Comparing these 7 changes urged by the AMA and the 15 future engineering education priorities proposed by the ASEE, one finds amazingly parallel goals between these two educational organizations [10, 14]. Specifically, items 2, 5, 6, and 7 of educational changes supported by the AMA correspond to items 14 (team work), 9 (global perspective), 9 (stewardship), and 4 (system practice) of the educational reform priorities proposed by the ASEE, respectively. Item 3 of the change supported by the AMA is the core component of engineering education (high use of technology). Such similarity of educational goals between engineering and medicine should relieve fear that educating medical students through an engineering-based curriculum may lead future physicians into the wrong path of impersonal technicians [22]. Nevertheless, due to the increase curriculum load in technology, an engineering-based medical education would be better served by including courses of humanity. For example, a first year course termed “Profession of Medicine” taught at the Geisel School of Medicine at Dartmouth University introduces its students to some of the complex human issues in medicine, such as disability and end-of-life care with real patient encounter, aiming to teach students to deal with patients compassionately [23]. A Medical Arts program established in 2009 at the University of Michigan School of Medicine, which introduces the students to the humanities and arts, might also be a good model [24].

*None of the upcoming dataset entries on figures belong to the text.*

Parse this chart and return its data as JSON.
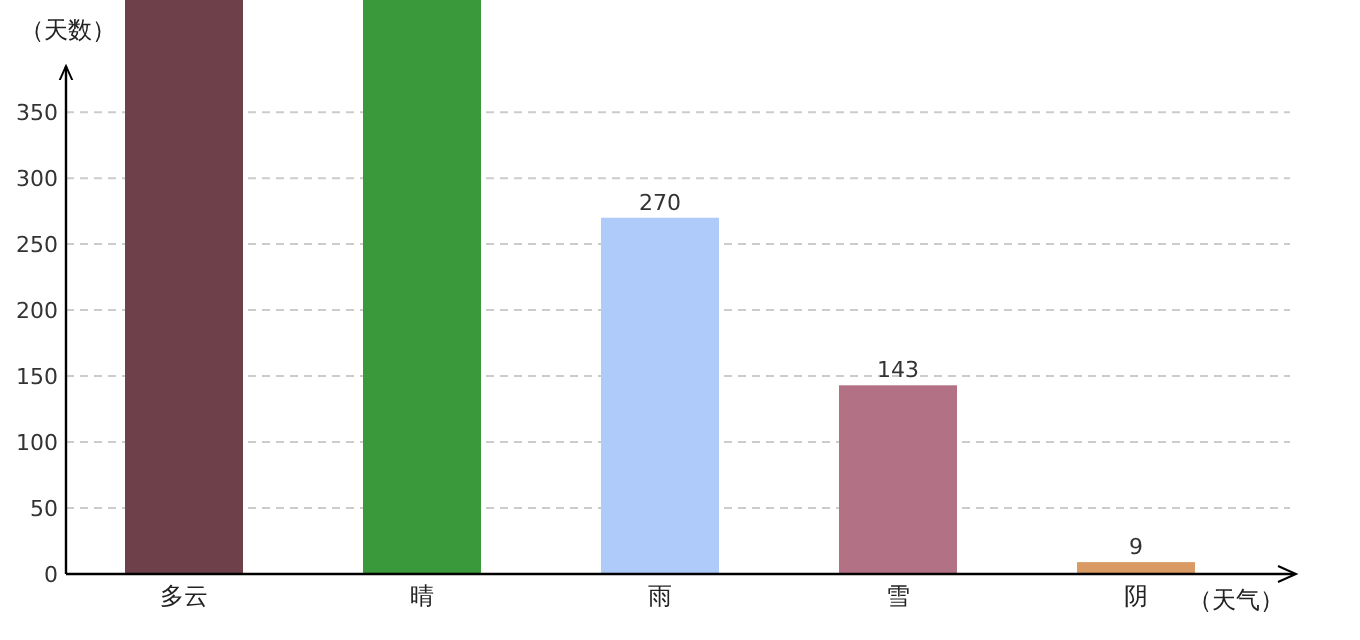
{
  "chart_data": {
    "type": "bar",
    "xlabel": "（天气）",
    "ylabel": "（天数）",
    "categories": [
      "多云",
      "晴",
      "雨",
      "雪",
      "阴"
    ],
    "values": [
      435,
      435,
      270,
      143,
      9
    ],
    "value_labels": [
      null,
      null,
      "270",
      "143",
      "9"
    ],
    "colors": [
      "#6e4049",
      "#3a9a3b",
      "#aecbfa",
      "#b27185",
      "#d99a64"
    ],
    "ylim": [
      0,
      435
    ],
    "yticks": [
      0,
      50,
      100,
      150,
      200,
      250,
      300,
      350
    ],
    "grid": "y"
  }
}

Furthermore, in light of the call for “better care, better health, and lower costs” of the US health system by the IOM, one would appreciate the value of adding the engineering’s efficiency-oriented approach of problem solving to the curriculum of medical education [8, 10]. Another innovative program that can be incorporated into the engineering-based medical college curriculum will be a field-tested medical technology design project [25]. In this 6-month-long program, medical students were partnered with business, law, design, and engineering students to form interdisciplinary teams aiming to develop practical solution for unmet medical needs and were provided with prototyping fund, access to clinical and industry mentors, development facilities, and didactic teachings in ideation, design, intellectual property, FDA regulation, prototyping, market analysis, business planning, and capital acquisition. After a period of 4 years, the 396 participants have developed 91 novel medical devices, and helped launching 24 new companies [25]. This kind of project would likely teach our future physicians lessons on teamwork, innovation, and solution-oriented medical practice.

Summary

Therefore, since an engineering-based medical education would dovetail the future goals and objectives of medical education in such substantial way, it could be considered as a good pathway for transforming our future medical education. Collectively, an engineering-based medical education would fulfill the medical education reforms called for by the IOM, AMA, and AAMC. The timing may be ripe now to test this concept in a small number of institutions.